Pick random points (blue/black squares) and sample the function (the red line) there. What does that tell you about the function? Well, the function can’t be much bigger than those points nearby those point, right? Assuming the function is continuous at least. But what about the parts of the function that aren’t near where you sampled?
Well those could be a bunch bigger, but the closer they are to sampled points, the less big they could be in theory. Let’s say they can’t be bigger than k times the distance from a sampled point (the green line) plus the value at that point. But what is k?
k is the “Lipschitz constant” of the function. You can think of it kinda like the maximum slope of the function, but that’s not 100% accurate. How to we estimate k?
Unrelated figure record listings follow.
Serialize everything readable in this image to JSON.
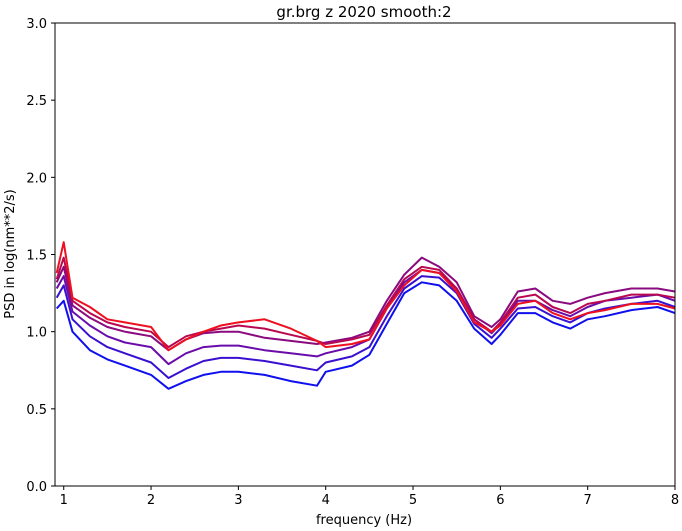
{
  "chart_data": {
    "type": "line",
    "title": "gr.brg z 2020 smooth:2",
    "xlabel": "frequency (Hz)",
    "ylabel": "PSD in log(nm**2/s)",
    "xlim": [
      0.9,
      8
    ],
    "ylim": [
      0,
      3.0
    ],
    "xticks": [
      1,
      2,
      3,
      4,
      5,
      6,
      7,
      8
    ],
    "xtick_labels": [
      "1",
      "2",
      "3",
      "4",
      "5",
      "6",
      "7",
      "8"
    ],
    "yticks": [
      0,
      0.5,
      1,
      1.5,
      2,
      2.5,
      3
    ],
    "ytick_labels": [
      "0.0",
      "0.5",
      "1.0",
      "1.5",
      "2.0",
      "2.5",
      "3.0"
    ],
    "grid": false,
    "x": [
      0.92,
      1.0,
      1.1,
      1.3,
      1.5,
      1.7,
      2.0,
      2.2,
      2.4,
      2.6,
      2.8,
      3.0,
      3.3,
      3.6,
      3.9,
      4.0,
      4.3,
      4.5,
      4.7,
      4.9,
      5.1,
      5.3,
      5.5,
      5.7,
      5.9,
      6.0,
      6.2,
      6.4,
      6.6,
      6.8,
      7.0,
      7.2,
      7.5,
      7.8,
      8.0
    ],
    "series": [
      {
        "color": "#1010ee",
        "values": [
          1.15,
          1.2,
          1.0,
          0.88,
          0.82,
          0.78,
          0.72,
          0.63,
          0.68,
          0.72,
          0.74,
          0.74,
          0.72,
          0.68,
          0.65,
          0.74,
          0.78,
          0.85,
          1.05,
          1.25,
          1.32,
          1.3,
          1.2,
          1.02,
          0.92,
          0.98,
          1.12,
          1.12,
          1.06,
          1.02,
          1.08,
          1.1,
          1.14,
          1.16,
          1.12
        ]
      },
      {
        "color": "#3a10d0",
        "values": [
          1.22,
          1.3,
          1.08,
          0.97,
          0.9,
          0.86,
          0.8,
          0.7,
          0.76,
          0.81,
          0.83,
          0.83,
          0.81,
          0.78,
          0.75,
          0.8,
          0.84,
          0.9,
          1.1,
          1.28,
          1.36,
          1.35,
          1.25,
          1.05,
          0.96,
          1.02,
          1.15,
          1.16,
          1.1,
          1.06,
          1.12,
          1.15,
          1.18,
          1.2,
          1.16
        ]
      },
      {
        "color": "#6a0caa",
        "values": [
          1.28,
          1.36,
          1.13,
          1.04,
          0.97,
          0.93,
          0.9,
          0.79,
          0.86,
          0.9,
          0.91,
          0.91,
          0.88,
          0.86,
          0.84,
          0.86,
          0.9,
          0.95,
          1.15,
          1.32,
          1.4,
          1.38,
          1.28,
          1.08,
          0.99,
          1.05,
          1.2,
          1.2,
          1.14,
          1.1,
          1.16,
          1.2,
          1.22,
          1.24,
          1.2
        ]
      },
      {
        "color": "#8a0a80",
        "values": [
          1.32,
          1.42,
          1.17,
          1.09,
          1.03,
          1.0,
          0.97,
          0.88,
          0.95,
          0.99,
          1.0,
          1.0,
          0.96,
          0.94,
          0.92,
          0.93,
          0.96,
          1.0,
          1.2,
          1.37,
          1.48,
          1.42,
          1.32,
          1.1,
          1.03,
          1.08,
          1.26,
          1.28,
          1.2,
          1.18,
          1.22,
          1.25,
          1.28,
          1.28,
          1.26
        ]
      },
      {
        "color": "#b80850",
        "values": [
          1.34,
          1.48,
          1.2,
          1.12,
          1.06,
          1.03,
          1.0,
          0.9,
          0.97,
          1.0,
          1.02,
          1.04,
          1.02,
          0.98,
          0.94,
          0.92,
          0.95,
          0.98,
          1.17,
          1.34,
          1.42,
          1.4,
          1.28,
          1.08,
          1.0,
          1.06,
          1.22,
          1.24,
          1.16,
          1.12,
          1.18,
          1.2,
          1.24,
          1.24,
          1.22
        ]
      },
      {
        "color": "#ee1020",
        "values": [
          1.38,
          1.58,
          1.22,
          1.16,
          1.08,
          1.06,
          1.03,
          0.88,
          0.95,
          1.0,
          1.04,
          1.06,
          1.08,
          1.02,
          0.94,
          0.9,
          0.92,
          0.95,
          1.15,
          1.3,
          1.4,
          1.38,
          1.26,
          1.06,
          1.0,
          1.04,
          1.18,
          1.2,
          1.12,
          1.08,
          1.12,
          1.14,
          1.18,
          1.18,
          1.15
        ]
      }
    ]
  }
}
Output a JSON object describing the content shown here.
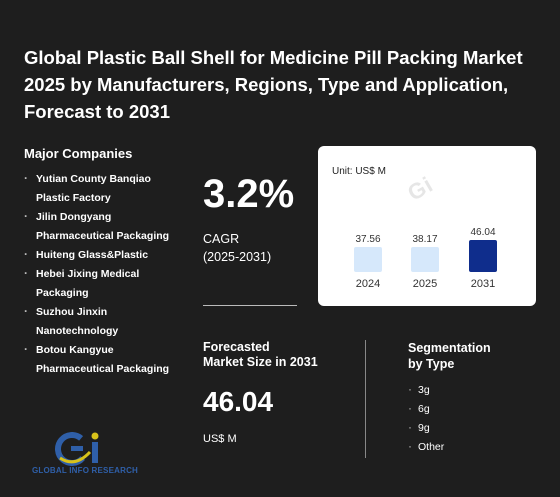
{
  "title": "Global Plastic Ball Shell for Medicine Pill Packing Market 2025 by Manufacturers, Regions, Type and Application, Forecast to 2031",
  "companies": {
    "heading": "Major Companies",
    "items": [
      "Yutian County Banqiao Plastic Factory",
      "Jilin Dongyang Pharmaceutical Packaging",
      "Huiteng Glass&Plastic",
      "Hebei Jixing Medical Packaging",
      "Suzhou Jinxin Nanotechnology",
      "Botou Kangyue Pharmaceutical Packaging"
    ]
  },
  "cagr": {
    "value": "3.2%",
    "label_line1": "CAGR",
    "label_line2": "(2025-2031)"
  },
  "forecast": {
    "label_line1": "Forecasted",
    "label_line2": "Market Size in 2031",
    "value": "46.04",
    "unit": "US$ M"
  },
  "segmentation": {
    "heading_line1": "Segmentation",
    "heading_line2": "by Type",
    "items": [
      "3g",
      "6g",
      "9g",
      "Other"
    ]
  },
  "logo": {
    "text": "GLOBAL INFO RESEARCH",
    "watermark": "Gi"
  },
  "colors": {
    "background": "#1e1e1e",
    "bar_light": "#d6e8fb",
    "bar_highlight": "#0f2d8c",
    "logo_blue": "#2f5fa8",
    "logo_yellow": "#d8c21a"
  },
  "chart_data": {
    "type": "bar",
    "unit_label": "Unit: US$ M",
    "categories": [
      "2024",
      "2025",
      "2031"
    ],
    "values": [
      37.56,
      38.17,
      46.04
    ],
    "value_labels": [
      "37.56",
      "38.17",
      "46.04"
    ],
    "highlight_index": 2,
    "ylim": [
      0,
      50
    ]
  }
}
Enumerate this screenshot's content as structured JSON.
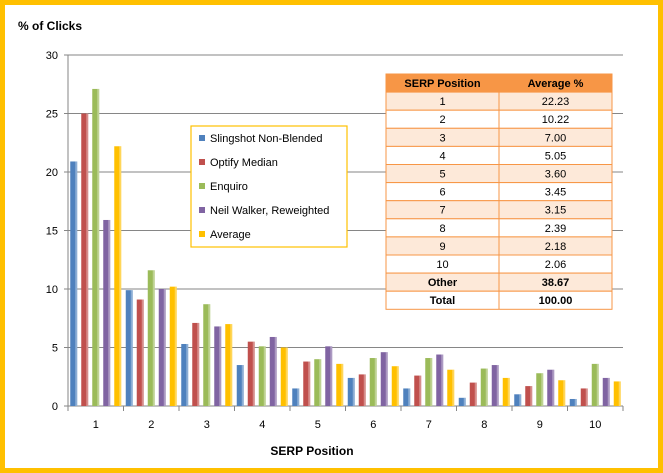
{
  "chart_data": {
    "type": "bar",
    "ylabel": "% of Clicks",
    "xlabel": "SERP Position",
    "ylim": [
      0,
      30
    ],
    "yticks": [
      0,
      5,
      10,
      15,
      20,
      25,
      30
    ],
    "categories": [
      "1",
      "2",
      "3",
      "4",
      "5",
      "6",
      "7",
      "8",
      "9",
      "10"
    ],
    "grid": "horizontal",
    "legend_position": "center-left",
    "series": [
      {
        "name": "Slingshot Non-Blended",
        "color": "#4f81bd",
        "values": [
          20.9,
          9.9,
          5.3,
          3.5,
          1.5,
          2.4,
          1.5,
          0.7,
          1.0,
          0.6
        ]
      },
      {
        "name": "Optify Median",
        "color": "#c0504d",
        "values": [
          25.0,
          9.1,
          7.1,
          5.5,
          3.8,
          2.7,
          2.6,
          2.0,
          1.7,
          1.5
        ]
      },
      {
        "name": "Enquiro",
        "color": "#9bbb59",
        "values": [
          27.1,
          11.6,
          8.7,
          5.1,
          4.0,
          4.1,
          4.1,
          3.2,
          2.8,
          3.6
        ]
      },
      {
        "name": "Neil Walker, Reweighted",
        "color": "#8064a2",
        "values": [
          15.9,
          10.0,
          6.8,
          5.9,
          5.1,
          4.6,
          4.4,
          3.5,
          3.1,
          2.4
        ]
      },
      {
        "name": "Average",
        "color": "#ffc000",
        "values": [
          22.2,
          10.2,
          7.0,
          5.0,
          3.6,
          3.4,
          3.1,
          2.4,
          2.2,
          2.1
        ]
      }
    ],
    "table": {
      "headers": [
        "SERP Position",
        "Average %"
      ],
      "rows": [
        [
          "1",
          "22.23"
        ],
        [
          "2",
          "10.22"
        ],
        [
          "3",
          "7.00"
        ],
        [
          "4",
          "5.05"
        ],
        [
          "5",
          "3.60"
        ],
        [
          "6",
          "3.45"
        ],
        [
          "7",
          "3.15"
        ],
        [
          "8",
          "2.39"
        ],
        [
          "9",
          "2.18"
        ],
        [
          "10",
          "2.06"
        ]
      ],
      "other": [
        "Other",
        "38.67"
      ],
      "total": [
        "Total",
        "100.00"
      ],
      "header_color": "#f79646",
      "odd_row_color": "#fde9d9",
      "even_row_color": "#ffffff"
    }
  }
}
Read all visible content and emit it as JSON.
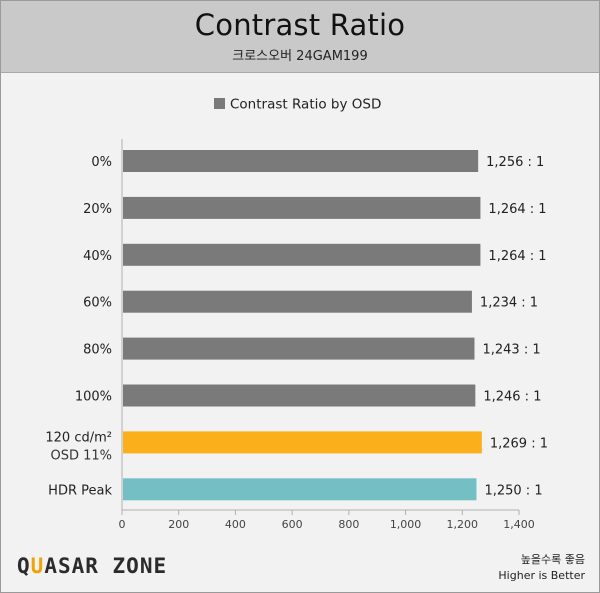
{
  "header": {
    "title": "Contrast Ratio",
    "subtitle": "크로스오버 24GAM199"
  },
  "chart_data": {
    "type": "bar",
    "orientation": "horizontal",
    "title": "Contrast Ratio",
    "subtitle": "크로스오버 24GAM199",
    "legend": {
      "label": "Contrast Ratio by OSD",
      "placement": "top-center",
      "color": "#7a7a7a"
    },
    "categories": [
      {
        "label": "0%",
        "sublabel": ""
      },
      {
        "label": "20%",
        "sublabel": ""
      },
      {
        "label": "40%",
        "sublabel": ""
      },
      {
        "label": "60%",
        "sublabel": ""
      },
      {
        "label": "80%",
        "sublabel": ""
      },
      {
        "label": "100%",
        "sublabel": ""
      },
      {
        "label": "120 cd/m²",
        "sublabel": "OSD 11%"
      },
      {
        "label": "HDR Peak",
        "sublabel": ""
      }
    ],
    "values": [
      1256,
      1264,
      1264,
      1234,
      1243,
      1246,
      1269,
      1250
    ],
    "value_labels": [
      "1,256 : 1",
      "1,264 : 1",
      "1,264 : 1",
      "1,234 : 1",
      "1,243 : 1",
      "1,246 : 1",
      "1,269 : 1",
      "1,250 : 1"
    ],
    "bar_colors": [
      "#7a7a7a",
      "#7a7a7a",
      "#7a7a7a",
      "#7a7a7a",
      "#7a7a7a",
      "#7a7a7a",
      "#fbb01b",
      "#74bfc4"
    ],
    "xlim": [
      0,
      1400
    ],
    "xticks": [
      0,
      200,
      400,
      600,
      800,
      1000,
      1200,
      1400
    ],
    "xtick_labels": [
      "0",
      "200",
      "400",
      "600",
      "800",
      "1,000",
      "1,200",
      "1,400"
    ],
    "grid": false
  },
  "footer": {
    "logo_prefix": "Q",
    "logo_highlight": "U",
    "logo_rest": "ASAR ZONE",
    "note_line1": "높을수록 좋음",
    "note_line2": "Higher is Better"
  }
}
We’ll take each triplet of 3 consecutive points on the function, and create the unique parabola that goes through them (you did this in 8th grade, remember?). Whichever of these parabolas (that have a maximum, not a minimum) has the highest max will be the “winner” (morphing dark green parabola). Let’s take the slope of that parabola at the lowest point on it. For math reasons (that I totally understand, trust me), this is a good estimation of k.
That we have a decent estimation for places where the max of the function can lie, lets start sampling the function there (at the highest spikes of the green line). Whenever we do that, we either find a new global maximum, or we decrease the how much error our estimation can have by getting rid of the highest points on the green line. When the difference between the highest point on the green line and the highest point we’ve found (this is the maximum error) is small enough, we stop, and report the biggest point we’ve found as the max of the function, and we know we’re pretty close and how close we are.
The big thing I’m wondering: This works spectacularly on 1D functions. But that already wasn’t hard to do. How does this approach scale up to higher dimensional functions?
Also, this only really works on a bounded function, as the green line goes towards infinity beyond the first and last points. How do you deal with that?